中途半端のアドリブ3-「平家物語」のあらすじ(続)
前回のまとめをすると、
- 平家物語の真ん中、折り返し地点は、平家一族の「都落」である。
- 前半は、「3つの反乱」が中心である。
- 後半は、「3つの戦い」が中心である。
これだけ覚えたら、次に進む。
前半の「3つの反乱」の1番目は「鹿ケ谷の変」である。
これは、平家に役職を占領された貴族が腹を立てて計画して、京都の郊外にある鹿ケ谷の別荘で会合を開いたから、こう呼ばれる。
でも、貴族すなわち公家たちは口は達者だが、戦いのことは何も知らない。だから、すぐばれて一網打尽になった。
それで、この反乱には戦闘はない。捕まった人たちがどんな目にあったかというエピソードばっかりだ。でも、これが面白い。その話は後で。
2番目に起こった反乱は「高倉宮の御謀反」である。
高倉宮は天皇家の皇子の一人である。なお、この時の天皇は高倉天皇というのでまぎらわしいが、これとは別人で、もっとマイナーなお方である。
しかし、いくらマイナーったって、天皇家のひとである。その人が起こしたことでも「謀反」と呼ばれちゃうのだから、当時の平家の権勢は恐ろしい。
もちろん、こんなこと、宮が一人で思いつくわけない。たきつけたのが源三位(げんざんみ)頼政という老武者である。この人は、源氏一族が壊滅状態になって平家全盛の世になっても、一人しぶとく自分の一家を守って、そこそこの地位を確保していた人である。
それがなぜ、今になって、と誰もが不思議に思うだろう。思わなくても思って下さい。「平家物語」がその理由を力入れて書いているから。でも時間がないからここでは述べない。
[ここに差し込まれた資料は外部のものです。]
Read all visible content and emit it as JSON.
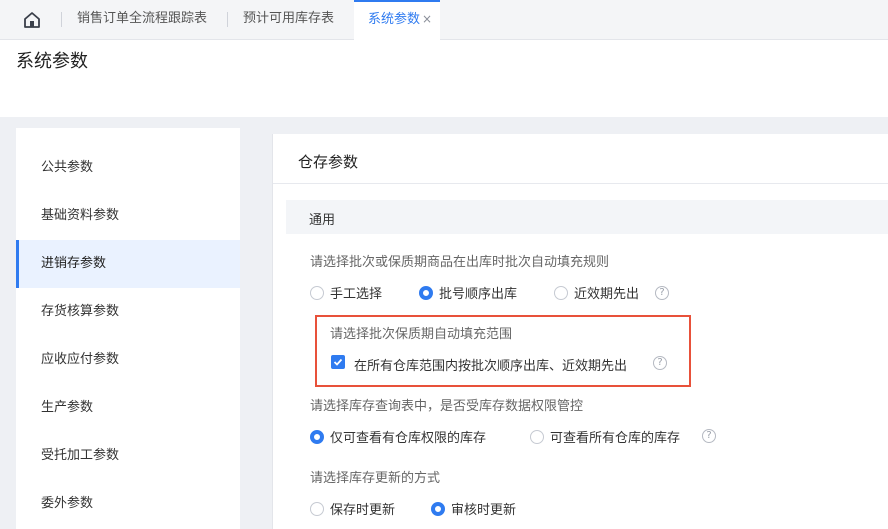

ただ、こういう人で、老人とは言え武士、むしろ百戦錬磨のつわものだから、この乱も事前にばれるのだが、そうあっさりとつかまったりはしない。ばれたことを察知して、宮を守って一族で逃げ、宇治の三井寺にたてこもる。そして追ってきた平家の大軍と激しく戦って全滅する。高倉宮も流れ矢にあたって死ぬ。
でも、この間の戦闘は短いけれど面白く、スポーツ競技を見ているような爽快感がある、と言っておこう。この合戦では、宇治川をはさんで、狭い橋げたの上のアクロバットみたいな戦いやら、川渡りやら、やはりスポーツ大会と思っていてまちがいない。死んだ人たちには悪いが、そうだからしかたがない。
3番目の反乱は「頼朝の旗上げ」である。これは成功して、平家は都から逃げ出すので、結果としては反乱ではないが、最初は反乱であった、とこじつけておこう。
頼朝という人は、あまり面白いエピソードはないけれど、むしろここでは、この人に反乱をたきつけた文覚(もんがく)という坊主の名を覚えておこう。いや、覚えていても試験に出るほどのことはないので無駄かもしれぬが、この坊主はやはり覚えていて損はないのである。どうでもいいが、落語にまで出る人である。江戸時代の歌舞伎や浄瑠璃にもよく登場する。一口に言うととんでもないやつである。でも、長くなるから、ここまでにする。
また、まとめると、
- 鹿ケ谷の変は、アホな貴族の計画倒れ
- 高倉宮の御謀反はアクロバティックなスポーツ大会
- 頼朝の旗上げは文覚坊主の企み
ということになる。
では後半の3つの戦いに移る。でも私も疲れたから、聞いてる方も疲れただろう。これはまた、明日にしよう。